RONALD J. CAGLIOSTRO, ap, v. THOMAS MCCARTHY, def, CENTRAL HUDSON GAS & ELECTRIC CORPORATION res — (INDEX NO. 4493/07)In an action to recover damages for personal injuries and injury to property, the plaintiff appeals, as limited by his brief, from so much of an order of the Supreme Court, Dutchess County (Brands, J.), dated August 1, 2011, as granted that branch of the motion of the defendants Central Hudson Gas & Electric Corporation, Citizens Telecommunications Company of New York, Inc., and Frontier Communications of New York, Inc., which was for summary judgment dismissing the complaint insofar as asserted against them.
ORDERED that the order is affirmed insofar as appealed from, with one bill of costs to the respondents appearing separately and filing separate briefs.
The plaintiff allegedly was injured when his motorcycle collided with an automobile driven by the defendant Thomas McCarthy at the intersection of Route 9G and Rokeby Road in the town of Red Hook in Dutchess County. The plaintiff commenced this action alleging, inter alia, that the utility pole jointly owned by the defendants Central Hudson Gas & Electric Corporation, Citizens Telecommunications Company of New York, Inc., and Frontier Communications of New York, Inc. (hereinafter collectively the utility defendants), located on the southeast corner of Route 9G and Rokeby Road had obstructed McCarthy's view of his motorcycle. The Supreme Court granted the utility defendants' motion, inter alia, for summary judgment dismissing the complaint insofar as asserted against them on the ground that the pole was not a proximate cause of the accident.
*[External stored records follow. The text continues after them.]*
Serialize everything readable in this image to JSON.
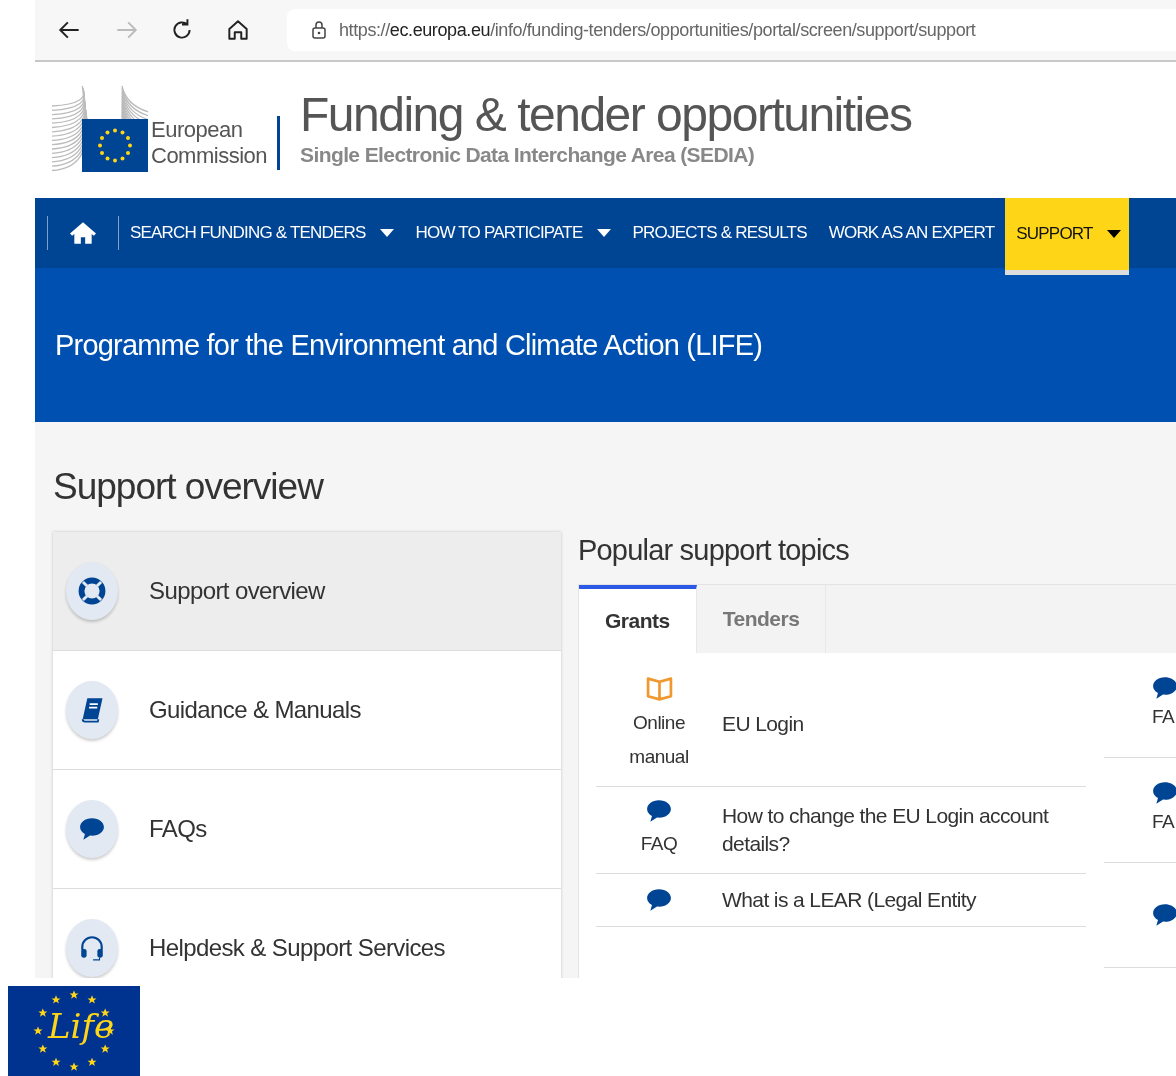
{
  "browser": {
    "url_host_prefix": "https://",
    "url_host": "ec.europa.eu",
    "url_path": "/info/funding-tenders/opportunities/portal/screen/support/support"
  },
  "header": {
    "logo_line_1": "European",
    "logo_line_2": "Commission",
    "title": "Funding & tender opportunities",
    "subtitle": "Single Electronic Data Interchange Area (SEDIA)"
  },
  "nav": [
    {
      "label": "SEARCH FUNDING & TENDERS",
      "dropdown": true,
      "selected": false
    },
    {
      "label": "HOW TO PARTICIPATE",
      "dropdown": true,
      "selected": false
    },
    {
      "label": "PROJECTS & RESULTS",
      "dropdown": false,
      "selected": false
    },
    {
      "label": "WORK AS AN EXPERT",
      "dropdown": false,
      "selected": false
    },
    {
      "label": "SUPPORT",
      "dropdown": true,
      "selected": true
    }
  ],
  "banner": {
    "title": "Programme for the Environment and Climate Action (LIFE)"
  },
  "page_title": "Support overview",
  "sidebar": [
    {
      "label": "Support overview",
      "kind": "lifebuoy",
      "selected": true
    },
    {
      "label": "Guidance & Manuals",
      "kind": "book",
      "selected": false
    },
    {
      "label": "FAQs",
      "kind": "speech",
      "selected": false
    },
    {
      "label": "Helpdesk & Support Services",
      "kind": "headset",
      "selected": false
    }
  ],
  "popular": {
    "title": "Popular support topics",
    "tabs": [
      {
        "label": "Grants",
        "selected": true
      },
      {
        "label": "Tenders",
        "selected": false
      }
    ],
    "topics": [
      {
        "kind": "manual",
        "type_label": "Online manual",
        "title": "EU Login"
      },
      {
        "kind": "faq",
        "type_label": "FAQ",
        "title": "How to change the EU Login account details?"
      },
      {
        "kind": "faq",
        "title": "What is a LEAR (Legal Entity"
      }
    ],
    "side_topics": [
      {
        "kind": "faq",
        "type_label": "FA"
      },
      {
        "kind": "faq",
        "type_label": "FA"
      },
      {
        "kind": "faq"
      }
    ]
  },
  "footer_logo": {
    "text": "Life"
  }
}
The utility defendants established their prima facie entitlement to judgment as a matter of law dismissing the complaint insofar as asserted against them by submitting evidence demonstrating that their placement of the subject utility pole was not a proximate cause of the accident (see Hyde v. County of Rensselaer, 51 NY2d 927, 929-930; Hayes v. Malkan, 26 NY2d 295, 298 n.3; see also Crecca v. Central Hudson Gas & Elec. Corp., 146 AD2d 858; Scotti v. Niagara Mohawk Power Corp., 136 AD2d 478). In opposition, the plaintiff failed to raise a triable issue of fact. The Supreme Court correctly determined that McCarthy's affidavit, submitted by the plaintiff in opposition, presented feigned issues designed to avoid the consequences of McCarthy's earlier deposition testimony and, thus, was insufficient to defeat the subject branch of the motion (see Cuebas v. City of Yonkers, 97 AD3d 779, 780; Hunt v. Meyers, 63 AD3d 685, 685-686; Prunty v. Keltie's Bum Steer, 163 AD2d 595, 596). Moreover, the plaintiff's expert affidavit was speculative and conclusory and, therefore, insufficient to raise a triable issue of fact (see Zuckerman v. City of New York, 49 NY2d 557, 562; Samuel v. Aroneau, 270 AD2d 474; Terwilliger v. Dawes, 204 AD2d 433; Levitt v. County of Suffolk, 145 AD2d 414). The plaintiff's remaining contentions are without merit.
Accordingly, the Supreme Court properly granted that branch of the utility defendants' motion which was for summary judgment dismissing the complaint insofar as asserted against them.
SKELOS, J.P., DILLON, HALL and MILLER, JJ., concur.